Ultimately, the benefit of the trap bar deadlift is that you don’t have to think too much about technique. The trap bar deadlift is popular in gyms because coaches don’t have to teach football or basketball players to be great deadlifts; they can simply tell them to step into the bar, grab the handles, and stand up. The learning curve is smaller so you can lift the weight and move on with your life.

What can you do with a trap bar besides deadlift?

Besides the deadlift, another classic trap bar exercise is the shrag. You stand up with the weight, then shrug your shoulders to your ears. Thanks to the open design of the trap bar, you don’t have to worry about the position of the bar in relation to your body; just take a good seat and shrug your shoulders.

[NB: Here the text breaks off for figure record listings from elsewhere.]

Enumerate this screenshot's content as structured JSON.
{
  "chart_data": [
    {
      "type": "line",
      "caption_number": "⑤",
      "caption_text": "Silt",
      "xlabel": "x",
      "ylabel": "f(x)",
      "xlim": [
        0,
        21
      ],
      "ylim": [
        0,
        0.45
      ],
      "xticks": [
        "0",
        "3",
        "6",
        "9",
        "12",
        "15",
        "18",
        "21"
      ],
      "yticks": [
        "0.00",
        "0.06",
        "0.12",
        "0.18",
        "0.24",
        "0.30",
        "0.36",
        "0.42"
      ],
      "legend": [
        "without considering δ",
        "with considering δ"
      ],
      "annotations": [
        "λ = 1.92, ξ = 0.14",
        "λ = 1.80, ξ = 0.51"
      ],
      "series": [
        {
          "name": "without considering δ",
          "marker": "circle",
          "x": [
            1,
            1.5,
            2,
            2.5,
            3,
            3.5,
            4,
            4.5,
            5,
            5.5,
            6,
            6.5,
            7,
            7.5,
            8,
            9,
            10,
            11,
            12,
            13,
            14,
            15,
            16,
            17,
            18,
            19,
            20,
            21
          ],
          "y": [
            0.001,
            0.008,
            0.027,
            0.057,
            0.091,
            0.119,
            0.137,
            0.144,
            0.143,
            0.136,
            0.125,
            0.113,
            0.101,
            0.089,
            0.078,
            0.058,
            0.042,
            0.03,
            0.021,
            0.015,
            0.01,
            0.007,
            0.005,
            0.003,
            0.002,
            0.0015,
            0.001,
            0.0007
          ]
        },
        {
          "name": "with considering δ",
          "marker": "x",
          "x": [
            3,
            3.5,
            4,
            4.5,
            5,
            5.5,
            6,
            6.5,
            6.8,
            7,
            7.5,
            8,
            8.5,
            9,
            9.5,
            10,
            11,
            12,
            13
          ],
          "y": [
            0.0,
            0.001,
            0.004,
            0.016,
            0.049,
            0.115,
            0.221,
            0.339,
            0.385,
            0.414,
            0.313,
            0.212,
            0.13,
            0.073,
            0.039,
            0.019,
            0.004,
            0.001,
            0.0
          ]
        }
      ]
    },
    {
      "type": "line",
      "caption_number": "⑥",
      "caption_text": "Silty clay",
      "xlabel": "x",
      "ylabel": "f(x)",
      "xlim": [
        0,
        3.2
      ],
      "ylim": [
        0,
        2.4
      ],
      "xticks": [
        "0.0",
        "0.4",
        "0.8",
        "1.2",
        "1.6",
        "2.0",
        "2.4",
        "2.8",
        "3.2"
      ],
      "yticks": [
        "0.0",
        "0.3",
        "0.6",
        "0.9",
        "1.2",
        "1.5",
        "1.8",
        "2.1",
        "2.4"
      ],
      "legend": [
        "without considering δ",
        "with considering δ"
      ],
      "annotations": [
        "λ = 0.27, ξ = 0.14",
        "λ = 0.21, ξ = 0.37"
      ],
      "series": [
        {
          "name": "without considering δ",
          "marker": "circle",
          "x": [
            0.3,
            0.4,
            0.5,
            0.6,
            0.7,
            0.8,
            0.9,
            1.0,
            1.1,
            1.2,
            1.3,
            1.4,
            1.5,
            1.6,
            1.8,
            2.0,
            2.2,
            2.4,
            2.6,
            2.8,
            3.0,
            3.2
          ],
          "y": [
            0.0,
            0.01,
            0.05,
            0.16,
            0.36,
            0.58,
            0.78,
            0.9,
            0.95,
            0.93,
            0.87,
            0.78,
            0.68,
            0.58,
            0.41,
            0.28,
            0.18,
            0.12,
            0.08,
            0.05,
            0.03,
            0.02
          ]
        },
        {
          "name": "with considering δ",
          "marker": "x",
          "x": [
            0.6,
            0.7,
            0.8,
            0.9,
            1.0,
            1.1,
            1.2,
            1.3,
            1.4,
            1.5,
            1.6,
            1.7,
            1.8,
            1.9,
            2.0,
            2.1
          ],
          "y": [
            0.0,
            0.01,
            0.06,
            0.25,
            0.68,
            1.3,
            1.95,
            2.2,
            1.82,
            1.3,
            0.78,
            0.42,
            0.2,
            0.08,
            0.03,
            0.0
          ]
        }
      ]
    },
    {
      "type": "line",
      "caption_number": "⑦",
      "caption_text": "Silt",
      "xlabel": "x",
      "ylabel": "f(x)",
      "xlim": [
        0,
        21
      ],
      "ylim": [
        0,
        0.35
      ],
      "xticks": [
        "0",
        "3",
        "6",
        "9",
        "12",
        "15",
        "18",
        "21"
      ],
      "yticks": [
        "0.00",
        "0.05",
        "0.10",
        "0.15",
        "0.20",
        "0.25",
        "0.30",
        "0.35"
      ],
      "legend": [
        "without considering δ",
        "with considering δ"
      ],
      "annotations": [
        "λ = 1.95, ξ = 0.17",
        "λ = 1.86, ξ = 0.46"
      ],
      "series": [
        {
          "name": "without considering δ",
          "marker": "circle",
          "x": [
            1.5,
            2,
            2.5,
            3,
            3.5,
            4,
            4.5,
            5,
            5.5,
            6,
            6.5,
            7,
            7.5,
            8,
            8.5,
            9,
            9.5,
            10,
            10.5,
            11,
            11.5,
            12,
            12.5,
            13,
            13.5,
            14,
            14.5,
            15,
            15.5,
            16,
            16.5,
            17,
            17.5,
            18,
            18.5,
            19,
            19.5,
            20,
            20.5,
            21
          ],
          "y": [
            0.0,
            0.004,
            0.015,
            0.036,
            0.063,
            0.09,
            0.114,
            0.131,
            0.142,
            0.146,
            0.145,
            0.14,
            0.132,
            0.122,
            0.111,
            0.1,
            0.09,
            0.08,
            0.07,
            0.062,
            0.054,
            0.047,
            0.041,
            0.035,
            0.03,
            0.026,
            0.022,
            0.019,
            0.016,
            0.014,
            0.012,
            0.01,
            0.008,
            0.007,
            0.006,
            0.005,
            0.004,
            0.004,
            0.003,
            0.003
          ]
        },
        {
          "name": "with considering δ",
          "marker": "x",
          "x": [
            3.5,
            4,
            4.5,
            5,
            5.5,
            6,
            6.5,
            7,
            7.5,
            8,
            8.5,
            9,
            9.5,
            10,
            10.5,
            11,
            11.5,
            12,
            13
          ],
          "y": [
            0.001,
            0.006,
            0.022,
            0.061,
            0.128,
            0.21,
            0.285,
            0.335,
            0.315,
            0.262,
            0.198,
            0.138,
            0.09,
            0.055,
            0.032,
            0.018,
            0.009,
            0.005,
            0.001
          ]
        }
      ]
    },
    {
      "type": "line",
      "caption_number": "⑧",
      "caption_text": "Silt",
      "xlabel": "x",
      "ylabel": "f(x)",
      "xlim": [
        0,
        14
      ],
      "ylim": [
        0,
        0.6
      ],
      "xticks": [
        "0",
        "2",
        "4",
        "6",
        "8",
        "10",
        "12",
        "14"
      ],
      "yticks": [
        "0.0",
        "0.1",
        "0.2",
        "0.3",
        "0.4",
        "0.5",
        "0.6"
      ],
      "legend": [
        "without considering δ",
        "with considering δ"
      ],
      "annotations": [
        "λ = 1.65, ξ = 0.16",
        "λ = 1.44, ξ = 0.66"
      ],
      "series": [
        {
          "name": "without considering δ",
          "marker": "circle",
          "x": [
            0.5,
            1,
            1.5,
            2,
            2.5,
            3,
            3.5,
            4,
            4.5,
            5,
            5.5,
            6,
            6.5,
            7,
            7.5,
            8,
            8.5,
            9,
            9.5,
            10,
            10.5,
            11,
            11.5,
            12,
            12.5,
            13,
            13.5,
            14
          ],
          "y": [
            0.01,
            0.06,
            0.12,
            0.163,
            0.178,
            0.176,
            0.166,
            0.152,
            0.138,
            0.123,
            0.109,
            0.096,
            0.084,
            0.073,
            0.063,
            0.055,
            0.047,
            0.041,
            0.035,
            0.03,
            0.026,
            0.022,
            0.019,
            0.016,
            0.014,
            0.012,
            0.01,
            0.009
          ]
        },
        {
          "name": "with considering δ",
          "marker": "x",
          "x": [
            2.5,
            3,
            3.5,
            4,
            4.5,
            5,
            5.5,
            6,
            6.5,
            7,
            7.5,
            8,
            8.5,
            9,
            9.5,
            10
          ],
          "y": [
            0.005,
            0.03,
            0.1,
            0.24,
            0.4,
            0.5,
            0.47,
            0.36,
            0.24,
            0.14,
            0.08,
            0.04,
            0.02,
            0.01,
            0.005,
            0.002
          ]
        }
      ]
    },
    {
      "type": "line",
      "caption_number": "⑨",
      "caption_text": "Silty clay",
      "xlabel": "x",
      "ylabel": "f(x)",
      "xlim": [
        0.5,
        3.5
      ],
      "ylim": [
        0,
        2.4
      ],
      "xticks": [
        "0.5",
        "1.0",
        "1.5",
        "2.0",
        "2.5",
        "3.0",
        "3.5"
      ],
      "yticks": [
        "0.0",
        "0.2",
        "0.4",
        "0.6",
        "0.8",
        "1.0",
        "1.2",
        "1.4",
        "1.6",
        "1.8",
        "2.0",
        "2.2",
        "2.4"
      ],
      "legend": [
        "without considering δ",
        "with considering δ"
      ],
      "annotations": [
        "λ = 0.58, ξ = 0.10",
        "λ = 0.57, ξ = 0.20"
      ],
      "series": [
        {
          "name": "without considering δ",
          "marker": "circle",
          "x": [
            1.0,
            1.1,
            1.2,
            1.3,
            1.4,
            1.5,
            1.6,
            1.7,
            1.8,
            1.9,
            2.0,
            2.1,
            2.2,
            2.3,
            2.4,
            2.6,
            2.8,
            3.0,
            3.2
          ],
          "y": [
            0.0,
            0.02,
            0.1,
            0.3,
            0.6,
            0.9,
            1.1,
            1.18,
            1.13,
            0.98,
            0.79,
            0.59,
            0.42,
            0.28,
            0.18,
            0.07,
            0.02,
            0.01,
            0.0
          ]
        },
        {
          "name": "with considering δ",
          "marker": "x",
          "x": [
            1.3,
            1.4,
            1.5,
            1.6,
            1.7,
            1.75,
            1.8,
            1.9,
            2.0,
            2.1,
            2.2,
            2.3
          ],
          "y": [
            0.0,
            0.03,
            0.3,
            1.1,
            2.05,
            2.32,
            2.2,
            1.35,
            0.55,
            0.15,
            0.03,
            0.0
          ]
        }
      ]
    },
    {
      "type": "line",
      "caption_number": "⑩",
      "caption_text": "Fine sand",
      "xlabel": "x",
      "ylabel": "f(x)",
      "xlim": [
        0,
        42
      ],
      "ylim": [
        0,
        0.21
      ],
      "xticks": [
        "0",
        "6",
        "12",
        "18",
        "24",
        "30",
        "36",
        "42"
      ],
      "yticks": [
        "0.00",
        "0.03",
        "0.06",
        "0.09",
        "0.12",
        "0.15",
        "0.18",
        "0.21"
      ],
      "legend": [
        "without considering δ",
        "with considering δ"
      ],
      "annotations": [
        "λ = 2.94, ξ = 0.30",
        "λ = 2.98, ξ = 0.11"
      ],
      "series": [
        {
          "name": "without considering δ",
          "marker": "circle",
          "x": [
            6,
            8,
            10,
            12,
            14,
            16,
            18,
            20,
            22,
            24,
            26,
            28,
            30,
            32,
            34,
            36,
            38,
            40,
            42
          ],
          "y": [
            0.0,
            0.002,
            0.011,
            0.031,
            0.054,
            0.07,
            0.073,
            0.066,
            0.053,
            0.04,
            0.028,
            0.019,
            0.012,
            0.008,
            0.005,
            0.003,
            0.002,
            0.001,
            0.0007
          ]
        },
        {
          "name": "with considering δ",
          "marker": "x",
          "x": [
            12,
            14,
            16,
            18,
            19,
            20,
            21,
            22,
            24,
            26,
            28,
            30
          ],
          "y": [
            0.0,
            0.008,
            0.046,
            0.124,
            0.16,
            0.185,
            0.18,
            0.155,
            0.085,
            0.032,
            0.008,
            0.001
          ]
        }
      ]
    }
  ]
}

Traps are also great for farm holds and carriers. That’s why there are “open” trapezoid bars, allowing your feet to move without bumping into the edges of the bar as you walk. (You can still do transfers with a standard trap bar, just take small steps.)

How to do overhead presses with a trap bar

You can also use the trap bar for deadlift variations such as the block deadlift or the scarce deadlift or the Romanian deadlift. And they work well for bent over rows and bent over shrugs.

Finally, you might be surprised to know that trap bars work really well for pressing. Yes, it can be awkward to position the bar, but if your trap bar fits in a squat rack, you can remove it from there. (Tip: put the bar on safety instead of using J-hooks.) Overhead presses, bench presses, and floor presses can be done with a trap bar, and you benefit from neutral handles and a longer pull range. movement because the center of the bar is not touching your body.